If you don't want to fuss around for a while go to the hardware store or pool store and get a small bottle of bottle of Hydrochloric Acid - use some on your tea kettle and then use the remainder up cleaning your tub / sink / toilet etc.

It's cheap works great and isn't dangerous if you use a bit of common sense.


----------



## pjswim

Hi siduri,

I agree with MichaelD, you could try that. Also you can take some cider vinegar & let that set for a few days. When I did some waitress we use cider vinegar or baking soda with small amounts of water & OR ice to clean the pots. 

I would suggest to try Michael's & mine if one did not work for you. Other than that maybe someone else might have even a better solution. LOL.


----------



## siduri

Thanks pj and michael

Some questions:

Doesn't hydrochloric acid eat metal?  If there are even tiny cracks wouldn't this make them worse? 

I don't find the same brands of products here in italy, but would any rust remover be ok?  is there a difference between rust remover for auto parts or screws, say, and rust remover for objects that will be in contact with food? 

anyway, i take it your advice is remove the rust (and the limescale) and it should be ok.  But won;t it rust up again since i keep water in it usually?


----------



## pjswim

Hi,

Well i needed to ask the mechanic in the house. Hydraulic fluid is for cars, now hydrochloric is another whole different thing. And I dont even know what that is. So I cant help much there.


----------



## michaelga

> Doesn't hydrochloric acid eat metal?


It will but very slowly - talking days / weeks.


> If there are even tiny cracks wouldn't this make them worse?


The cracks are in the enamel not the steel - acid won't harm the enamel unless you leave it in contact for days / weeks.


> I don't find the same brands of products here in italy, but would any rust remover be ok?
> 
> is there a difference between rust remover for auto parts or screws, say, and rust remover for objects that will be in contact with food?


Every brand will be different but the label should give you a good indication on how well it cleans off. If you want to be sure just get the straight acid rather than some 'branded formula'. It is quite common, even in Europe.

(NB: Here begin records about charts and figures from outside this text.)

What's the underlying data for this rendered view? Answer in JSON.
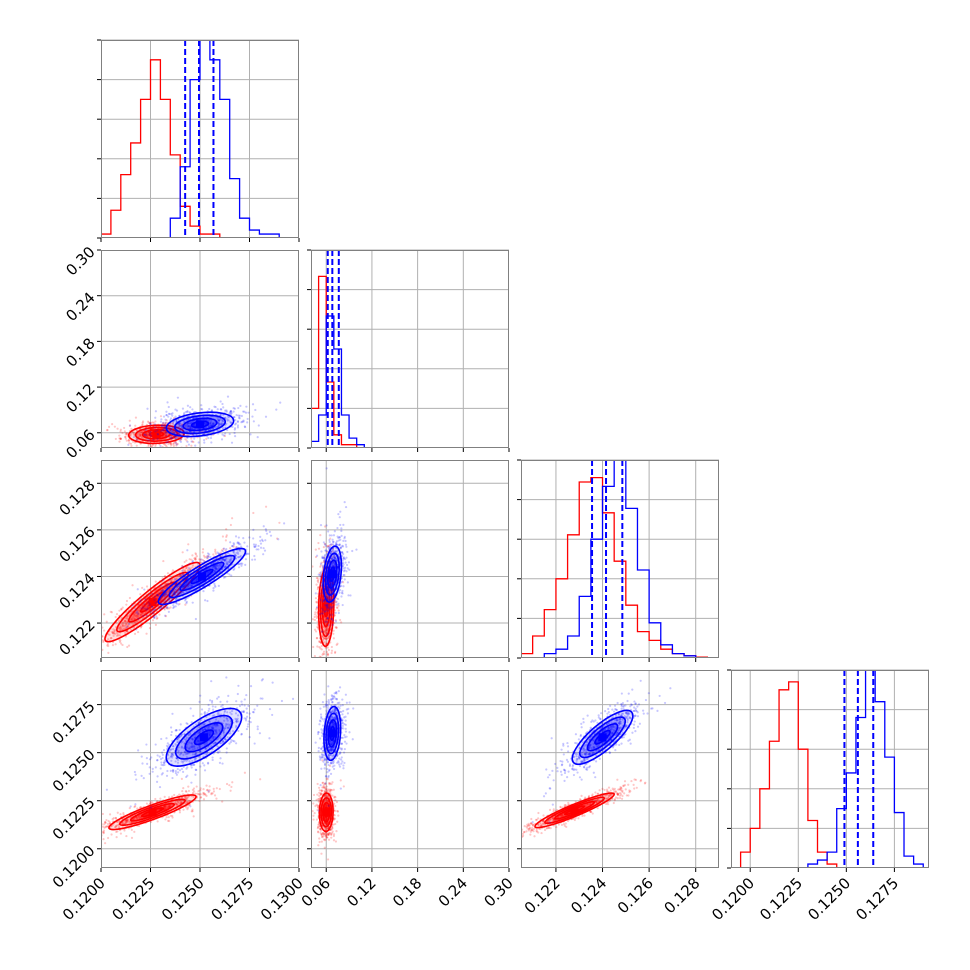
{
  "colors": {
    "red": "#ff0000",
    "blue": "#0000ff",
    "grid": "#b0b0b0",
    "frame": "#808080"
  },
  "chart_data": {
    "type": "scatter",
    "description_kind": "corner plot",
    "title": "",
    "n_params": 4,
    "grid": true,
    "series": [
      {
        "name": "",
        "color": "#ff0000",
        "quantile_lines": false
      },
      {
        "name": "",
        "color": "#0000ff",
        "quantile_lines": true
      }
    ],
    "params": [
      {
        "range": [
          0.12,
          0.13
        ],
        "ticks": [
          0.12,
          0.1225,
          0.125,
          0.1275,
          0.13
        ],
        "tick_labels": [
          "0.1200",
          "0.1225",
          "0.1250",
          "0.1275",
          "0.1300"
        ]
      },
      {
        "range": [
          0.04,
          0.3
        ],
        "ticks": [
          0.06,
          0.12,
          0.18,
          0.24,
          0.3
        ],
        "tick_labels": [
          "0.06",
          "0.12",
          "0.18",
          "0.24",
          "0.30"
        ]
      },
      {
        "range": [
          0.1205,
          0.129
        ],
        "ticks": [
          0.122,
          0.124,
          0.126,
          0.128
        ],
        "tick_labels": [
          "0.122",
          "0.124",
          "0.126",
          "0.128"
        ]
      },
      {
        "range": [
          0.119,
          0.1293
        ],
        "ticks": [
          0.12,
          0.1225,
          0.125,
          0.1275
        ],
        "tick_labels": [
          "0.1200",
          "0.1225",
          "0.1250",
          "0.1275"
        ]
      }
    ],
    "diagonal_histograms": [
      {
        "param": 0,
        "ylim_max": 50,
        "red": {
          "edges": [
            0.12,
            0.1205,
            0.121,
            0.1215,
            0.122,
            0.1225,
            0.123,
            0.1235,
            0.124,
            0.1245,
            0.125,
            0.1255,
            0.126,
            0.1265
          ],
          "counts": [
            1,
            7,
            16,
            24,
            35,
            45,
            35,
            21,
            8,
            3,
            1,
            1,
            0
          ]
        },
        "blue": {
          "edges": [
            0.1235,
            0.124,
            0.1245,
            0.125,
            0.1255,
            0.126,
            0.1265,
            0.127,
            0.1275,
            0.128,
            0.1285,
            0.129,
            0.1295
          ],
          "counts": [
            5,
            18,
            40,
            52,
            45,
            35,
            15,
            5,
            2,
            1,
            1,
            0
          ]
        },
        "blue_quantiles": [
          0.12425,
          0.12495,
          0.12568
        ]
      },
      {
        "param": 1,
        "ylim_max": 60,
        "red": {
          "edges": [
            0.04,
            0.05,
            0.06,
            0.07,
            0.08,
            0.09,
            0.1,
            0.11,
            0.12,
            0.13
          ],
          "counts": [
            12,
            52,
            20,
            4,
            1,
            1,
            0,
            0,
            0
          ]
        },
        "blue": {
          "edges": [
            0.04,
            0.05,
            0.06,
            0.07,
            0.08,
            0.09,
            0.1,
            0.11,
            0.12,
            0.13
          ],
          "counts": [
            2,
            10,
            40,
            30,
            10,
            3,
            1,
            0,
            0
          ]
        },
        "blue_quantiles": [
          0.062,
          0.068,
          0.0765
        ]
      },
      {
        "param": 2,
        "ylim_max": 45,
        "red": {
          "edges": [
            0.1205,
            0.121,
            0.1215,
            0.122,
            0.1225,
            0.123,
            0.1235,
            0.124,
            0.1245,
            0.125,
            0.1255,
            0.126,
            0.1265,
            0.127,
            0.1275,
            0.128,
            0.1285
          ],
          "counts": [
            1,
            5,
            11,
            18,
            28,
            40,
            41,
            33,
            22,
            12,
            6,
            4,
            2,
            1,
            0.5,
            0.2
          ]
        },
        "blue": {
          "edges": [
            0.1205,
            0.121,
            0.1215,
            0.122,
            0.1225,
            0.123,
            0.1235,
            0.124,
            0.1245,
            0.125,
            0.1255,
            0.126,
            0.1265,
            0.127,
            0.1275,
            0.128,
            0.1285
          ],
          "counts": [
            0,
            0,
            1,
            2,
            5,
            14,
            27,
            39,
            46,
            34,
            20,
            8,
            3,
            1,
            0.5,
            0
          ]
        },
        "blue_quantiles": [
          0.12355,
          0.12415,
          0.12485
        ]
      },
      {
        "param": 3,
        "ylim_max": 50,
        "red": {
          "edges": [
            0.1195,
            0.12,
            0.1205,
            0.121,
            0.1215,
            0.122,
            0.1225,
            0.123,
            0.1235,
            0.124,
            0.1245,
            0.125,
            0.1255
          ],
          "counts": [
            4,
            10,
            20,
            32,
            45,
            47,
            30,
            12,
            4,
            1,
            0,
            0
          ]
        },
        "blue": {
          "edges": [
            0.123,
            0.1235,
            0.124,
            0.1245,
            0.125,
            0.1255,
            0.126,
            0.1265,
            0.127,
            0.1275,
            0.128,
            0.1285,
            0.129
          ],
          "counts": [
            1,
            2,
            4,
            15,
            24,
            38,
            50,
            42,
            28,
            14,
            3,
            1
          ]
        },
        "blue_quantiles": [
          0.1249,
          0.1256,
          0.1264
        ]
      }
    ],
    "pair_contours": [
      {
        "x_param": 0,
        "y_param": 1,
        "red": {
          "center": [
            0.1228,
            0.058
          ],
          "sd": [
            0.0007,
            0.006
          ],
          "corr": 0.1
        },
        "blue": {
          "center": [
            0.125,
            0.071
          ],
          "sd": [
            0.00085,
            0.008
          ],
          "corr": 0.3
        }
      },
      {
        "x_param": 0,
        "y_param": 2,
        "red": {
          "center": [
            0.1226,
            0.1229
          ],
          "sd": [
            0.0012,
            0.00085
          ],
          "corr": 0.93
        },
        "blue": {
          "center": [
            0.1251,
            0.124
          ],
          "sd": [
            0.0011,
            0.0006
          ],
          "corr": 0.9
        }
      },
      {
        "x_param": 1,
        "y_param": 2,
        "red": {
          "center": [
            0.06,
            0.1227
          ],
          "sd": [
            0.005,
            0.00085
          ],
          "corr": 0.1
        },
        "blue": {
          "center": [
            0.068,
            0.1241
          ],
          "sd": [
            0.006,
            0.0006
          ],
          "corr": 0.3
        }
      },
      {
        "x_param": 0,
        "y_param": 3,
        "red": {
          "center": [
            0.1226,
            0.1219
          ],
          "sd": [
            0.0011,
            0.00045
          ],
          "corr": 0.9
        },
        "blue": {
          "center": [
            0.1252,
            0.1258
          ],
          "sd": [
            0.00095,
            0.00075
          ],
          "corr": 0.7
        }
      },
      {
        "x_param": 1,
        "y_param": 3,
        "red": {
          "center": [
            0.06,
            0.1219
          ],
          "sd": [
            0.0045,
            0.0005
          ],
          "corr": 0.05
        },
        "blue": {
          "center": [
            0.068,
            0.126
          ],
          "sd": [
            0.0055,
            0.0007
          ],
          "corr": 0.2
        }
      },
      {
        "x_param": 2,
        "y_param": 3,
        "red": {
          "center": [
            0.1228,
            0.122
          ],
          "sd": [
            0.00085,
            0.00045
          ],
          "corr": 0.93
        },
        "blue": {
          "center": [
            0.124,
            0.1258
          ],
          "sd": [
            0.00065,
            0.0007
          ],
          "corr": 0.8
        }
      }
    ]
  }
}
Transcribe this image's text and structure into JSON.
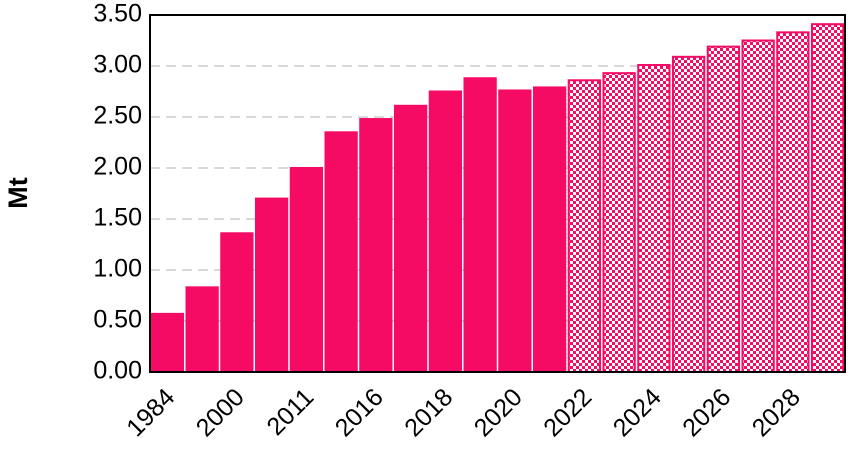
{
  "chart_data": {
    "type": "bar",
    "y_label": "Mt",
    "categories": [
      "1984",
      null,
      "2000",
      null,
      "2011",
      null,
      "2016",
      null,
      "2018",
      null,
      "2020",
      null,
      "2022",
      null,
      "2024",
      null,
      "2026",
      null,
      "2028",
      null
    ],
    "values": [
      0.57,
      0.83,
      1.36,
      1.7,
      2.0,
      2.35,
      2.48,
      2.61,
      2.75,
      2.88,
      2.76,
      2.79,
      2.86,
      2.93,
      3.01,
      3.09,
      3.19,
      3.25,
      3.33,
      3.41
    ],
    "color": "#f50a64",
    "hatched_from": "2022",
    "ylim": [
      0,
      3.5
    ],
    "yticks": [
      {
        "value": 0,
        "label": "0.00"
      },
      {
        "value": 0.5,
        "label": "0.50"
      },
      {
        "value": 1,
        "label": "1.00"
      },
      {
        "value": 1.5,
        "label": "1.50"
      },
      {
        "value": 2,
        "label": "2.00"
      },
      {
        "value": 2.5,
        "label": "2.50"
      },
      {
        "value": 3,
        "label": "3.00"
      },
      {
        "value": 3.5,
        "label": "3.50"
      }
    ],
    "grid": true
  }
}
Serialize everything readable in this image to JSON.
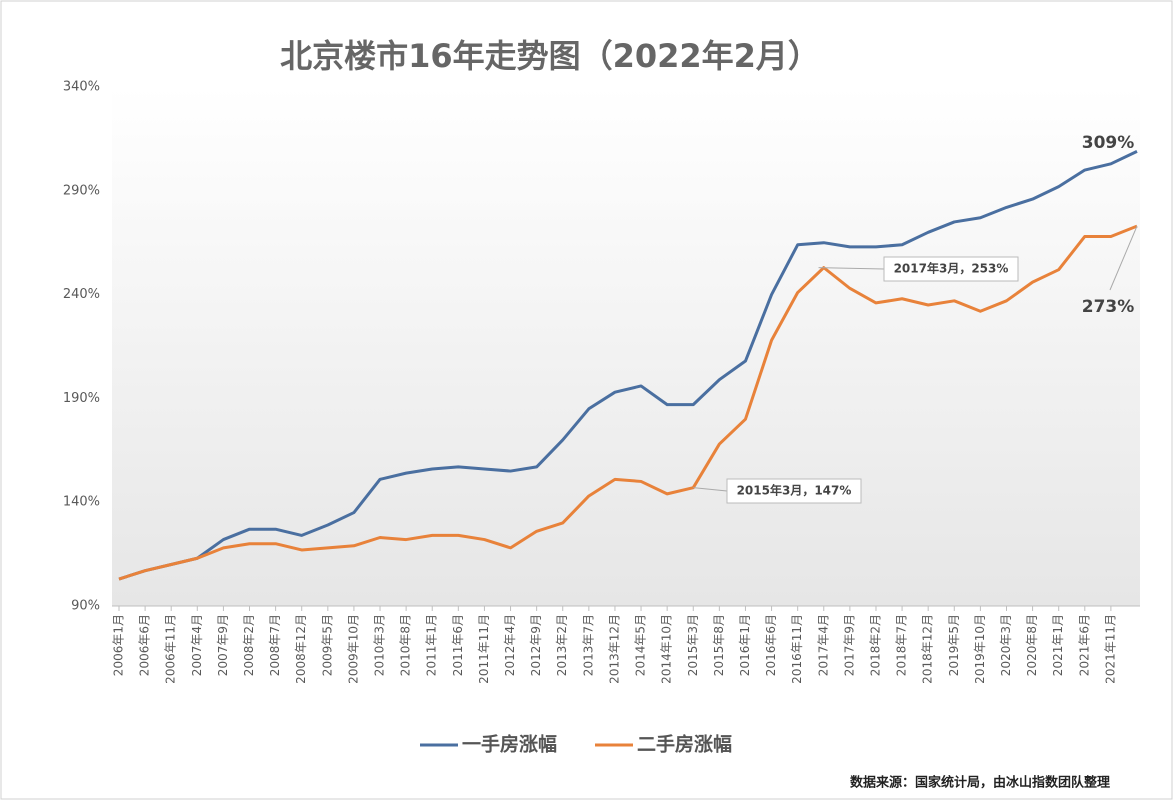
{
  "chart_data": {
    "type": "line",
    "title": "北京楼市16年走势图（2022年2月）",
    "source": "数据来源：国家统计局，由冰山指数团队整理",
    "categories": [
      "2006年1月",
      "2006年6月",
      "2006年11月",
      "2007年4月",
      "2007年9月",
      "2008年2月",
      "2008年7月",
      "2008年12月",
      "2009年5月",
      "2009年10月",
      "2010年3月",
      "2010年8月",
      "2011年1月",
      "2011年6月",
      "2011年11月",
      "2012年4月",
      "2012年9月",
      "2013年2月",
      "2013年7月",
      "2013年12月",
      "2014年5月",
      "2014年10月",
      "2015年3月",
      "2015年8月",
      "2016年1月",
      "2016年6月",
      "2016年11月",
      "2017年4月",
      "2017年9月",
      "2018年2月",
      "2018年7月",
      "2018年12月",
      "2019年5月",
      "2019年10月",
      "2020年3月",
      "2020年8月",
      "2021年1月",
      "2021年6月",
      "2021年11月",
      null
    ],
    "series": [
      {
        "name": "一手房涨幅",
        "color": "#4a6fa0",
        "values": [
          103,
          107,
          110,
          113,
          122,
          127,
          127,
          124,
          129,
          135,
          151,
          154,
          156,
          157,
          156,
          155,
          157,
          170,
          185,
          193,
          196,
          187,
          187,
          199,
          208,
          240,
          264,
          265,
          263,
          263,
          264,
          270,
          275,
          277,
          282,
          286,
          292,
          300,
          303,
          309
        ]
      },
      {
        "name": "二手房涨幅",
        "color": "#e8823a",
        "values": [
          103,
          107,
          110,
          113,
          118,
          120,
          120,
          117,
          118,
          119,
          123,
          122,
          124,
          124,
          122,
          118,
          126,
          130,
          143,
          151,
          150,
          144,
          147,
          168,
          180,
          218,
          241,
          253,
          243,
          236,
          238,
          235,
          237,
          232,
          237,
          246,
          252,
          268,
          268,
          273
        ]
      }
    ],
    "annotations": [
      "309%",
      "273%",
      "2017年3月，253%",
      "2015年3月，147%"
    ],
    "ylim": [
      90,
      340
    ],
    "yticks": [
      {
        "value": 90,
        "label": "90%"
      },
      {
        "value": 140,
        "label": "140%"
      },
      {
        "value": 190,
        "label": "190%"
      },
      {
        "value": 240,
        "label": "240%"
      },
      {
        "value": 290,
        "label": "290%"
      },
      {
        "value": 340,
        "label": "340%"
      }
    ]
  }
}
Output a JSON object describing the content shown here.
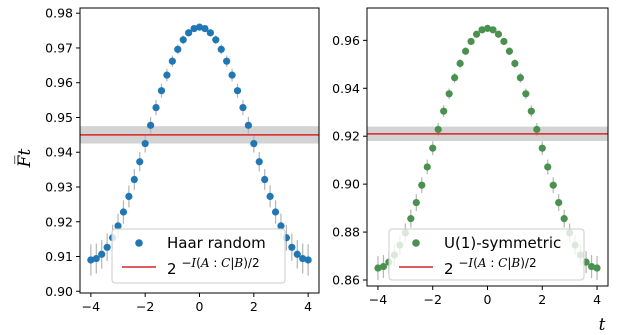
{
  "chart_data": [
    {
      "type": "scatter",
      "ylabel": "F̅t",
      "xlabel": "",
      "xlim": [
        -4.4,
        4.4
      ],
      "ylim": [
        0.8995,
        0.9815
      ],
      "xticks": [
        "−4",
        "−2",
        "0",
        "2",
        "4"
      ],
      "yticks": [
        "0.90",
        "0.91",
        "0.92",
        "0.93",
        "0.94",
        "0.95",
        "0.96",
        "0.97",
        "0.98"
      ],
      "series": [
        {
          "name": "Haar random",
          "color": "#1f77b4",
          "peak": 0.976,
          "trough": 0.909,
          "t_half_range": 4.0,
          "n_points": 41,
          "err_max": 0.0045
        }
      ],
      "hline": {
        "value": 0.945,
        "band": [
          0.9425,
          0.9475
        ],
        "color": "#d62728",
        "band_color": "#d3d3d3"
      },
      "legend": {
        "placement": "lower-center",
        "items": [
          {
            "kind": "marker",
            "label": "Haar random"
          },
          {
            "kind": "line",
            "label_base": "2",
            "label_exp_prefix": "−",
            "label_exp_it1": "I",
            "label_exp_mid": "(",
            "label_exp_it2": "A",
            "label_exp_mid2": " : ",
            "label_exp_it3": "C",
            "label_exp_mid3": "|",
            "label_exp_it4": "B",
            "label_exp_end": ")/2"
          }
        ]
      }
    },
    {
      "type": "scatter",
      "ylabel": "",
      "xlabel": "t",
      "xlim": [
        -4.4,
        4.4
      ],
      "ylim": [
        0.8575,
        0.9735
      ],
      "xticks": [
        "−4",
        "−2",
        "0",
        "2",
        "4"
      ],
      "yticks": [
        "0.86",
        "0.88",
        "0.90",
        "0.92",
        "0.94",
        "0.96"
      ],
      "series": [
        {
          "name": "U(1)-symmetric",
          "color": "#4a9150",
          "peak": 0.965,
          "trough": 0.865,
          "t_half_range": 4.0,
          "n_points": 41,
          "err_max": 0.005
        }
      ],
      "hline": {
        "value": 0.921,
        "band": [
          0.918,
          0.924
        ],
        "color": "#d62728",
        "band_color": "#d3d3d3"
      },
      "legend": {
        "placement": "lower-center",
        "items": [
          {
            "kind": "marker",
            "label": "U(1)-symmetric"
          },
          {
            "kind": "line",
            "label_base": "2",
            "label_exp_prefix": "−",
            "label_exp_it1": "I",
            "label_exp_mid": "(",
            "label_exp_it2": "A",
            "label_exp_mid2": " : ",
            "label_exp_it3": "C",
            "label_exp_mid3": "|",
            "label_exp_it4": "B",
            "label_exp_end": ")/2"
          }
        ]
      }
    }
  ]
}
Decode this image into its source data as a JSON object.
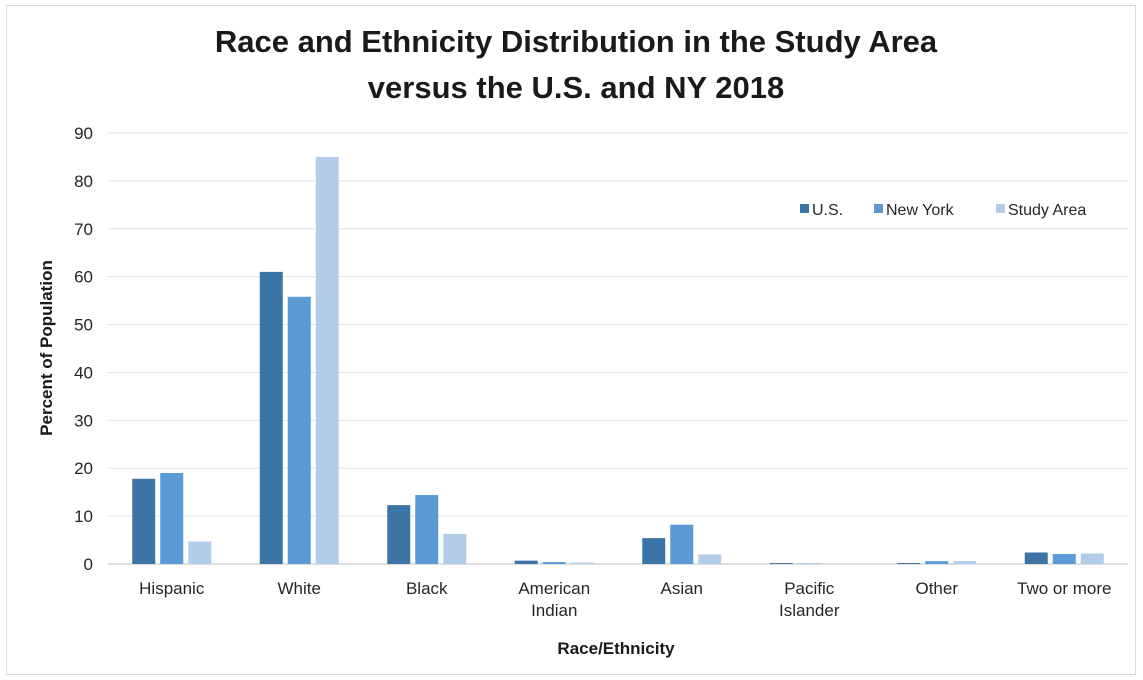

> anyway, i take it your advice is remove the rust (and the limescale) and it should be ok. But won;t it rust up again since i keep water in it usually?


You will have to stop keeping water in it. Use it then drain the water afterwards - if the kettle is still warm usually it will dry sufficiently to not rust.


----------



## siduri

Thanks Michael.


----------



## michaelga

You are most welcome.

The one thing you want to do as soon as possible is get the rust out of the pot.

You see even if you dry the pot the rust that is already formed will attract moisture from the air and continue to rust (actually much faster as it has more oxygen available).

Even worse is the rust that has already formed will 'wick' moisture and oxygen through itself down to the new cast iron and cause it to rust.

It's the self accelerating properties of rust that account for the numerous 'rusted-out' automobiles that you see on the roadways.

For several months there is simply a small spot of rust showing and then all of a sudden it looks like half your car is going to fall off!


----------



## siduri

Interesting.  I never knew that.  on with the rust remover/acid


----------



## sandrakaren

I also bought the same tea kettle on sale, antique white with the enamel interior....beautiful. They do specify that you should never store water in the kettle which raised my concern for durability so I was very careful not to leave any water in the kettle at any time. Within a month I had what appeared to be rust patches on the interior bottom of the kettle. I have tried to gently remove the rust but it just returns. I've since found that customer service people at le Creuset are fully aware of this issue, that is why they cover themselves with the warning not to store water in the kettle. I'll be disposing of mine and not buying another enamel kettle ever again.


----------